Anche Syndicom si è unito all’appello affinché la direzione della RSI riveda «il piano di smantellamento dei programmi culturali di Rete Due». «L’approfondimento culturale nonché i programmi di attualità di Rete Due sono essenziali per il mantenimento di un servizio pubblico d’informazione di qualità», si legge nella nota. «L’impoverimento dell’offerta mediatica, dovuta ai continui tagli e alla soppressione di impieghi, facilita la propagazione e la diffusione della disinformazione, rischiando di compromettere la tenuta del nostro sistema democratico», ricorda Syndicom.

Lanciata una petizione

Ieri, è stata anche lanciata una petizione - «Salviamo la Rete2 della RSI» - per chiedere un cambio di rotta alla direzione della RSI. Finora hanno firmato quasi 6 mila persone.

La RSI: «Nessuno smantellamento dell’offerta, semmai un ampliamento»

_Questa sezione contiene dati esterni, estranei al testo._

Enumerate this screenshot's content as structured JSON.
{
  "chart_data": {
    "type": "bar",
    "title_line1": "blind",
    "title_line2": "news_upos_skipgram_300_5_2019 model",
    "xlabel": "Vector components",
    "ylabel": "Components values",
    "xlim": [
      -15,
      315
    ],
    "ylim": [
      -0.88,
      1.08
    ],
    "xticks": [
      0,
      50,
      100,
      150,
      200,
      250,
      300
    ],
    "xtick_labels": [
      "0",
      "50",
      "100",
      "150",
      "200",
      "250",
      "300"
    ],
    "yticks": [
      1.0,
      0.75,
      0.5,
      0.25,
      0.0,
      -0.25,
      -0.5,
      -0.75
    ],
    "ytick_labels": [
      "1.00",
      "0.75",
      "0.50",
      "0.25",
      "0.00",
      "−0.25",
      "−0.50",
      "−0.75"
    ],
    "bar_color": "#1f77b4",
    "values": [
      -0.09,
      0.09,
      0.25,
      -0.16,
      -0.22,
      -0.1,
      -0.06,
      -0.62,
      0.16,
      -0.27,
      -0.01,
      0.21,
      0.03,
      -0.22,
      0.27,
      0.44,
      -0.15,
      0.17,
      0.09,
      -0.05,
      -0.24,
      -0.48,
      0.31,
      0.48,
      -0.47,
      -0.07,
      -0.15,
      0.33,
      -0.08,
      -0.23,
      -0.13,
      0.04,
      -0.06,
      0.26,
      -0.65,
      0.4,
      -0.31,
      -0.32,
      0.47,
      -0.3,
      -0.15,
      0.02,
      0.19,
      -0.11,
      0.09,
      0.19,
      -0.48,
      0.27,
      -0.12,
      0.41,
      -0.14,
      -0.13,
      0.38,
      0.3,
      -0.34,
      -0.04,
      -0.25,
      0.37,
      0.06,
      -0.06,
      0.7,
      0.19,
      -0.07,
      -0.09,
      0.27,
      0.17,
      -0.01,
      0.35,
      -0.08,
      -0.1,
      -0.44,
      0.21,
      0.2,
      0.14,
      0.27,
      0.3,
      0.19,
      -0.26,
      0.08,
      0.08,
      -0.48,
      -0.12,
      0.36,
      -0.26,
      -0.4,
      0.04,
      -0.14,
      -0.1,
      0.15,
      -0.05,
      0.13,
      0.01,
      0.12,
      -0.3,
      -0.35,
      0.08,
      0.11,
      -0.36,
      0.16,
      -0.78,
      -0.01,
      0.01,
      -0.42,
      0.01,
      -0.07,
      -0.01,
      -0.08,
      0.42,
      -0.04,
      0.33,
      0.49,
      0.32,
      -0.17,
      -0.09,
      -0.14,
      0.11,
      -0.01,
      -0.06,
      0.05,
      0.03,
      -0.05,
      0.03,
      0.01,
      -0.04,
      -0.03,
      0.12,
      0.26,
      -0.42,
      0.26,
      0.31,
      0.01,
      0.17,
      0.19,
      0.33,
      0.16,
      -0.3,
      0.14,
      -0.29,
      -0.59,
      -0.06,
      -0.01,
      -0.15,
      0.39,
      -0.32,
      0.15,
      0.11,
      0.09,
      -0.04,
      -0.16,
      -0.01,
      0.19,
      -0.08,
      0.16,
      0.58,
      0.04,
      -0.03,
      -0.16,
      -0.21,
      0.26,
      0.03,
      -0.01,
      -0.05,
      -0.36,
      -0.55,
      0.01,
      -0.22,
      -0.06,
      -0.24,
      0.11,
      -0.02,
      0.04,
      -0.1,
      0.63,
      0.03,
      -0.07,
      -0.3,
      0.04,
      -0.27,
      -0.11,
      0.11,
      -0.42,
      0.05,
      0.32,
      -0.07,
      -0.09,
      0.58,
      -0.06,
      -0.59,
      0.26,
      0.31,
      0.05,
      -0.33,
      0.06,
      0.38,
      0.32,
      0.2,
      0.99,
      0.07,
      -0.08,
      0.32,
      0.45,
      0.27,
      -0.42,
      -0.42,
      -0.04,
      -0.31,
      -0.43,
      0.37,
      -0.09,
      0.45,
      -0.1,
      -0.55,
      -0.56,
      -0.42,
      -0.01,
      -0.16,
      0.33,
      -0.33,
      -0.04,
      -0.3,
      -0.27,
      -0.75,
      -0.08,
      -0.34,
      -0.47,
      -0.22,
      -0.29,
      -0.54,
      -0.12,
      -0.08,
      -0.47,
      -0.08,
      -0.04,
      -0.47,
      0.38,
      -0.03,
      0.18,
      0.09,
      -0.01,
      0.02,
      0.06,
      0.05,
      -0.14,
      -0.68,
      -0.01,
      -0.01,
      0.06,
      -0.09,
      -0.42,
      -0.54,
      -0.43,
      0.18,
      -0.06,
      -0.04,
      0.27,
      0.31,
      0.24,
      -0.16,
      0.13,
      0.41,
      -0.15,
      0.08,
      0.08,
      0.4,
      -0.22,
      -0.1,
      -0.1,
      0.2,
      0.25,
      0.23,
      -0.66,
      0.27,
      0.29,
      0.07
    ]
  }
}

La RSI ha preso posizione sul tema attraverso una nota arrivata in serata, in cui si precisa che si tratta di «un progetto che non riguarda esclusivamente i programmi di Rete Due ma tutta l’offerta di contenuti audio RSI, quindi anche i programmi di Rete Uno e Rete Tre e, sicuramente, non prevede affatto uno smantellamento dell’offerta culturale radiofonica». Semmai - scrivono - «l’obiettivo per l’offerta culturale è opposto a quello paventato negli interventi pubblici degli ultimi giorni». L’idea - viene spiegato - «è di offrire più contenuti culturali a un pubblico sempre più vasto: l’offerta culturale audio RSI deve uscire dal confinamento a un solo ed esclusivo canale radiofonico per pervadere, con modalità produttive e stilistiche adeguate anche, per esempio, la rete radiofonica RSI più seguita, Rete Uno, e l’offerta digitale RSI su podcast». Questo lavoro di rinnovamento «non è più procrastinabile: lo impongono le nuove modalità di fruizione da parte del pubblico e la costante erosione del numero di ascoltatori radiofonici in Svizzera ed Europa che ne è conseguenza». Lo scopo finale - conclude la nota - è «proporre un’offerta audio che coinvolga tutte le tipologie di pubblico, secondo i rispettivi interessi tematici, quindi anche culturali. Al contempo ci si deve sforzare per raggiungere le giovani generazioni, fidelizzandole alla nuova offerta audio digitale RSI».